Prairies : une France coupée en deux par la sécheresse

Après un début de campagne prometteur, la production fourragère s'essouffle au nord tandis que le sud maintient pour l'instant un bilan positif.

La campagne fourragère 2025 avait démarré sous les meilleurs auspices avec un excédent significatif au printemps. Mais en ce début d’été, le bilan national s'est progressivement normalisé pour atteindre un niveau légèrement inférieur à la moyenne de référence (1989-2018). Cette évolution masque toutefois d'importantes disparités régionales.

Un retour à la normale qui cache des contrastes marqués

Les dernières données du service statistique du ministère de l'Agriculture (Agreste) révèlent qu'au 20 juin 2025, la production cumulée des prairies permanentes en France métropolitaine est inférieure de 1% à la moyenne observée sur la période de référence. Ce chiffre, qui pourrait sembler rassurant, marque en réalité une dégradation progressive de la situation. L'excédent du début de campagne, qui atteignait encore 32% en avril, s'est complètement résorbé sous l'effet conjugué du manque de précipitations et des fortes chaleurs.

À ce stade de l'année, 57% de la pousse annuelle de référence est réalisée, ce qui correspond au niveau normal attendu. Cependant, sur les deux derniers mois, la production accuse un déficit de 20%, signe d'un ralentissement préoccupant de la croissance de l'herbe.

Une fracture nord-sud qui s'accentue

La carte des rendements par région fourragère dessine une France coupée en deux. Dans la majorité des régions au nord de la Loire, le manque d'eau s'intensifie depuis plusieurs mois, entraînant une baisse significative de la production d'herbe. Les Hauts-de-France et les Pays de la Loire sont particulièrement touchés avec un déficit proche de 25%.

Indicateur de rendement des prairies permanentes par région fourragère au 20 juin 2025 (Sources : INRAe, Météo France, SSP)
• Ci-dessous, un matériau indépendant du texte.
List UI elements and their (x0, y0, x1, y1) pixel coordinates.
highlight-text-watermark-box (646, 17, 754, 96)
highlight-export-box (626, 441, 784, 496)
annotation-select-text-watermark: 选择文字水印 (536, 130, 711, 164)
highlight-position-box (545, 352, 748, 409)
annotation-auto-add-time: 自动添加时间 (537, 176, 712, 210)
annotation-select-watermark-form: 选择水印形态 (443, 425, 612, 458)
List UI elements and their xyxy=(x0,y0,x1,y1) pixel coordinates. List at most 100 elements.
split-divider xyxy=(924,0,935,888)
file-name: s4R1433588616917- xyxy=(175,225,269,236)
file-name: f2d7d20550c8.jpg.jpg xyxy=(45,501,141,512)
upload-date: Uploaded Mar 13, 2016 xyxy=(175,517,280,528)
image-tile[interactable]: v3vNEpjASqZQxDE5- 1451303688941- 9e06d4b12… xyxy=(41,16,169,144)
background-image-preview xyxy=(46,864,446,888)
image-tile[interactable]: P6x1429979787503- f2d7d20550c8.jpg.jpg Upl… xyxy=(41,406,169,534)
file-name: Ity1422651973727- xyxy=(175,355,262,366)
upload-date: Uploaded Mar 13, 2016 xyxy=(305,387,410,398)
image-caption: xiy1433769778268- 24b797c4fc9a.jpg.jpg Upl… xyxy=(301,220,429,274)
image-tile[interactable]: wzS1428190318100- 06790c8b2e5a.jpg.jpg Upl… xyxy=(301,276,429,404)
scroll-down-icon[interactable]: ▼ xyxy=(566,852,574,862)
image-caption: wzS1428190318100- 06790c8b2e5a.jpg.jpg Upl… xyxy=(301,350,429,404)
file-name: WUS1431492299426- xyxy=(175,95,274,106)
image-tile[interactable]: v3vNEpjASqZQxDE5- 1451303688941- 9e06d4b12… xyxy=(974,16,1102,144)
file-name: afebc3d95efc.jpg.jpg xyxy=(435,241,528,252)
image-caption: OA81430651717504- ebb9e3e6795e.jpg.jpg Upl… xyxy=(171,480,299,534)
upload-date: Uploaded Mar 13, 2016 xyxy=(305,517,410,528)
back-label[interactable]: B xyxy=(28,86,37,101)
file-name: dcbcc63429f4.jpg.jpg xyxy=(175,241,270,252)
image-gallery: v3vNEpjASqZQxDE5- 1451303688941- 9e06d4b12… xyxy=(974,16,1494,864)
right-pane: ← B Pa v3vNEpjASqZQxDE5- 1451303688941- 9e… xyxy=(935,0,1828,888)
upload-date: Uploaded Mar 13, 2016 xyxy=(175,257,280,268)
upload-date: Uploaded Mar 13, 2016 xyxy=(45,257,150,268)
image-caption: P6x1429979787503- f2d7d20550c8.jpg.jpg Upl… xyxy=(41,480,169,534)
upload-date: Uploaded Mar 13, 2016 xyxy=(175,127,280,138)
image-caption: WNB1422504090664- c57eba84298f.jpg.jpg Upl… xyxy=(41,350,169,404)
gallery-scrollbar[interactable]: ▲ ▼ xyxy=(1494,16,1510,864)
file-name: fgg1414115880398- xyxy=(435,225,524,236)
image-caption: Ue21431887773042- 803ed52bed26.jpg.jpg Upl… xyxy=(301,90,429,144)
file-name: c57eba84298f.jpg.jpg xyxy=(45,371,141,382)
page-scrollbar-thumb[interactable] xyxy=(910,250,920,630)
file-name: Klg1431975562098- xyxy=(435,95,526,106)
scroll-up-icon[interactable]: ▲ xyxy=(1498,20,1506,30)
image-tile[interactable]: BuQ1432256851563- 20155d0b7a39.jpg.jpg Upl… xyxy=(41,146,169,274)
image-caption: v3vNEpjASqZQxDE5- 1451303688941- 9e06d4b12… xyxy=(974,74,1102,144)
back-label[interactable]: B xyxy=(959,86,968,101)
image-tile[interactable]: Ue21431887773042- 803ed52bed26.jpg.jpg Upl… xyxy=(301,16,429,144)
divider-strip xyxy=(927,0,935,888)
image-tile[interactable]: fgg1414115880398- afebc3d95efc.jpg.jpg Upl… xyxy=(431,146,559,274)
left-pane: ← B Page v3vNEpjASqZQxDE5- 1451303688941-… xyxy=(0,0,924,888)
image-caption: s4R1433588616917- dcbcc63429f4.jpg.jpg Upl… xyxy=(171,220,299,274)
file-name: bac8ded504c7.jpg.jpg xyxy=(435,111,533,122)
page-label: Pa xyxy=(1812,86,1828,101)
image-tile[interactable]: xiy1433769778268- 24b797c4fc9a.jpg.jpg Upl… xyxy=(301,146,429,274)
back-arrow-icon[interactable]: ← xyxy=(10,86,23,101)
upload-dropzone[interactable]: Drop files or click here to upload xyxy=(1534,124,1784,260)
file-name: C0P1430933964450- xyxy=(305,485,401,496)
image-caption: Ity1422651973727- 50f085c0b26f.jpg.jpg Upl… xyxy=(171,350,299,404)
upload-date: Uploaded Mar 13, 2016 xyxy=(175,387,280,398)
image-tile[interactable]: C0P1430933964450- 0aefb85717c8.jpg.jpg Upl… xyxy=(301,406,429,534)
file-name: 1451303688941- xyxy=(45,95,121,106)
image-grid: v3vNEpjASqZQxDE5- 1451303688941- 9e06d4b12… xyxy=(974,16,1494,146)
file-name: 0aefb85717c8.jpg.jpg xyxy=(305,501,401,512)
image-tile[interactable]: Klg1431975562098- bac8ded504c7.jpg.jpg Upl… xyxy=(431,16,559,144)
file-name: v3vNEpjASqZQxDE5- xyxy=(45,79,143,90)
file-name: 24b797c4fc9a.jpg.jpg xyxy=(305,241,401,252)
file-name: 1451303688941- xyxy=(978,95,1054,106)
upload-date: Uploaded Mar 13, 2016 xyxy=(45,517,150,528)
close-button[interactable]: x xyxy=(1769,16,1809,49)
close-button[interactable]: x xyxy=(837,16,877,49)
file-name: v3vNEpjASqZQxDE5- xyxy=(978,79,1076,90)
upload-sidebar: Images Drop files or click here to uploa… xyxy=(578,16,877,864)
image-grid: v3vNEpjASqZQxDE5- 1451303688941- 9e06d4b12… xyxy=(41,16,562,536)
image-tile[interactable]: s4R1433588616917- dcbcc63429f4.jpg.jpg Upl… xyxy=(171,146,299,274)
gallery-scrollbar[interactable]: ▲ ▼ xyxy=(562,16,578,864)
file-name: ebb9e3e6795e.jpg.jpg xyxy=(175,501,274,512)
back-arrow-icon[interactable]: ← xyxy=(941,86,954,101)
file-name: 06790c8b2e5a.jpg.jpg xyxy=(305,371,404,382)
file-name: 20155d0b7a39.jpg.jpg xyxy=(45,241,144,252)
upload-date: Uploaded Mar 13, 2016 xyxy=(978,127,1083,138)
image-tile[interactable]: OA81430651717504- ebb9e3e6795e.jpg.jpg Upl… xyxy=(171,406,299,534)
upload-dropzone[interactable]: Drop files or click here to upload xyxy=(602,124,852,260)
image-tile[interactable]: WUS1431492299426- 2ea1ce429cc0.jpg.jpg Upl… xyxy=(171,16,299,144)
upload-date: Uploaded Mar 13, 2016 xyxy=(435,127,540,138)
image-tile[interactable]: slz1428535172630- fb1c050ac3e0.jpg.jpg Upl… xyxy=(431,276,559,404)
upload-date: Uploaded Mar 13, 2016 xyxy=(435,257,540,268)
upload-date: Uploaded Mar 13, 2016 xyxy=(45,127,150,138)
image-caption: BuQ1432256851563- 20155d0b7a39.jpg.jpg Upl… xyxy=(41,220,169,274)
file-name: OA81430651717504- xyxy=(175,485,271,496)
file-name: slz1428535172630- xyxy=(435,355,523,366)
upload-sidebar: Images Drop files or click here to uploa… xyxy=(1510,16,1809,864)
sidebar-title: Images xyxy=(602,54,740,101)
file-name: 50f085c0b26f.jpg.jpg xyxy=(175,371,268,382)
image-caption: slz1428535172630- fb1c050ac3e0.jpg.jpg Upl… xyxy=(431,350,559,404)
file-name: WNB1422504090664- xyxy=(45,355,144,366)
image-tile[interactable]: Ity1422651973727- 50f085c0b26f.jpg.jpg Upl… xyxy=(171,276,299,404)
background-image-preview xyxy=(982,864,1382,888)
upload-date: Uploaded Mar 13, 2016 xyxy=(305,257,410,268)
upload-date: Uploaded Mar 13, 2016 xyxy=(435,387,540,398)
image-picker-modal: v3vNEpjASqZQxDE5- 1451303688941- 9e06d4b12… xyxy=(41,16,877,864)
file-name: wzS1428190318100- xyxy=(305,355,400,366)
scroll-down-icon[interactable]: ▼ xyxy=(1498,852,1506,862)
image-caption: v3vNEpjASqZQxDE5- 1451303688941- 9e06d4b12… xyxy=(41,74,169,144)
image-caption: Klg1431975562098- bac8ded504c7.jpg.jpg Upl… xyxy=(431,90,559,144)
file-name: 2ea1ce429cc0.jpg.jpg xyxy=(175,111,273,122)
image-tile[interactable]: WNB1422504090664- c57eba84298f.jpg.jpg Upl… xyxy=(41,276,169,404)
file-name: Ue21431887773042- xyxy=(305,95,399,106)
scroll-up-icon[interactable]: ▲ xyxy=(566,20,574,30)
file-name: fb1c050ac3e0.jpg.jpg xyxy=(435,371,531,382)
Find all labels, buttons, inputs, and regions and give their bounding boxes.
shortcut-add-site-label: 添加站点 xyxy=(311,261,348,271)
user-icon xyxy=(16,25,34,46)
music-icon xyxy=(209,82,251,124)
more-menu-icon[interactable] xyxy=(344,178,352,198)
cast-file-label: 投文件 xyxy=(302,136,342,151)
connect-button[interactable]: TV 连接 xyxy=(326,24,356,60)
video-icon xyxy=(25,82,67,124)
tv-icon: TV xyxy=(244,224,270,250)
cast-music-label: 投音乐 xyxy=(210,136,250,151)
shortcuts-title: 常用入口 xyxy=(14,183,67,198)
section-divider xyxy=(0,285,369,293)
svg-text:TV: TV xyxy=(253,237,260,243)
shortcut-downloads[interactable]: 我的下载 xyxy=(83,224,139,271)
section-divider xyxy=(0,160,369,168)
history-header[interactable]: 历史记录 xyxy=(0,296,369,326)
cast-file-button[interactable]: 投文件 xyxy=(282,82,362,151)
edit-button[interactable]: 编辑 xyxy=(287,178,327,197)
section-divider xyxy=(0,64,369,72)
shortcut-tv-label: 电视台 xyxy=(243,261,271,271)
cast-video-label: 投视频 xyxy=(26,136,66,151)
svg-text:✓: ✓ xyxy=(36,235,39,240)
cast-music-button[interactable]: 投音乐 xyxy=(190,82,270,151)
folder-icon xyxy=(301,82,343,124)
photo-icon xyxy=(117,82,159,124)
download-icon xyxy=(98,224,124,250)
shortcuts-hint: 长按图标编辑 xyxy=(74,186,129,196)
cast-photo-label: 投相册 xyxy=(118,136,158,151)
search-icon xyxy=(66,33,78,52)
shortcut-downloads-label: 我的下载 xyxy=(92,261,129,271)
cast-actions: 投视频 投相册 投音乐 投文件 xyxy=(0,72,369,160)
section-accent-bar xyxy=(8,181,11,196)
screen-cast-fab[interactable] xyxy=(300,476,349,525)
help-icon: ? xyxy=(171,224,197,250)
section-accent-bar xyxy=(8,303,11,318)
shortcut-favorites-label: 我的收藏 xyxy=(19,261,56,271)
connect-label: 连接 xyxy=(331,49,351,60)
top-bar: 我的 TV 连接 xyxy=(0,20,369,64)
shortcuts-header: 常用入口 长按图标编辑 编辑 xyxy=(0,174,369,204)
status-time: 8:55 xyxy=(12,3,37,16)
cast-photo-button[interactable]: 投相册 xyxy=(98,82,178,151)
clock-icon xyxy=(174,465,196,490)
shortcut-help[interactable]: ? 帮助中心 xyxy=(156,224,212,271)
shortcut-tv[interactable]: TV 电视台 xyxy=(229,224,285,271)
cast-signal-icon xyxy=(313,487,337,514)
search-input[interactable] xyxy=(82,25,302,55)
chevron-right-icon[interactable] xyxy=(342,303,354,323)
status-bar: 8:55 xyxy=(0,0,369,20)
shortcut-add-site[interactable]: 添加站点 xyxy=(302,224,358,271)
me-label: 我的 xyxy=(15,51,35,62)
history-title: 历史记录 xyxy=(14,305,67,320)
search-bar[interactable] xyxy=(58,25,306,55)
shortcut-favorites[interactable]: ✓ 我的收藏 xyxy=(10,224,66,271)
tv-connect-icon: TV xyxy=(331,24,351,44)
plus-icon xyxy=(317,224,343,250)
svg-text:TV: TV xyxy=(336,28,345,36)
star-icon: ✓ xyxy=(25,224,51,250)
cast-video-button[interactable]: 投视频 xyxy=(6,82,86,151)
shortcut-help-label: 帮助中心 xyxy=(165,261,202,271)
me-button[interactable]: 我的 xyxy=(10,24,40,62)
De leur côté, les nappes phréatiques sont bien remplies. Mais les sols en surface sont très secs, limitant drastiquement la croissance des prairies. Selon le bulletin national de situation hydrologique, l'humidité des sols sur la Normandie, les Hauts-de-France et la Champagne-Ardenne affichait déjà fin mai des valeurs comparables à celles normalement atteintes fin juillet.

Cette situation a conduit à la mise en place de restrictions d'eau dans plusieurs départements, avec, au 27 juin, 5 départements déjà placés en situation de crise et 20 autres en alerte ou alerte renforcée.

Des disparités régionales marquées

À l'inverse, la moitié sud du pays présente un bilan plus favorable. Les pluies plus fréquentes ont permis une production abondante durant la première partie du printemps. Si le manque d'eau commence également à se faire sentir dans ces régions, la sécheresse superficielle étant récente, la production cumulée reste excédentaire par rapport à la normale.

Indicateur de rendement des prairies permanentes par région au 20 juin 2025

L'analyse des indices ISOP (Informations et Suivi Objectif des Prairies) par région administrative confirme ces contrastes. Les régions Provence-Alpes-Côte d'Azur (138%), Occitanie (113%) et Auvergne-Rhône-Alpes (111%) affichent les meilleurs résultats avec des productions nettement excédentaires. La Nouvelle-Aquitaine (99%) se situe dans la moyenne nationale.

En revanche, les régions du nord présentent des situations déficitaires : Pays de la Loire (77%), Hauts-de-France (79%), Normandie (84%) et Bretagne (87%) accusent des déficits significatifs. Le Centre-Val de Loire (96%), l'Île-de-France (84%), la Bourgogne-Franche-Comté (101%) et le Grand Est (97%) présentent des situations intermédiaires.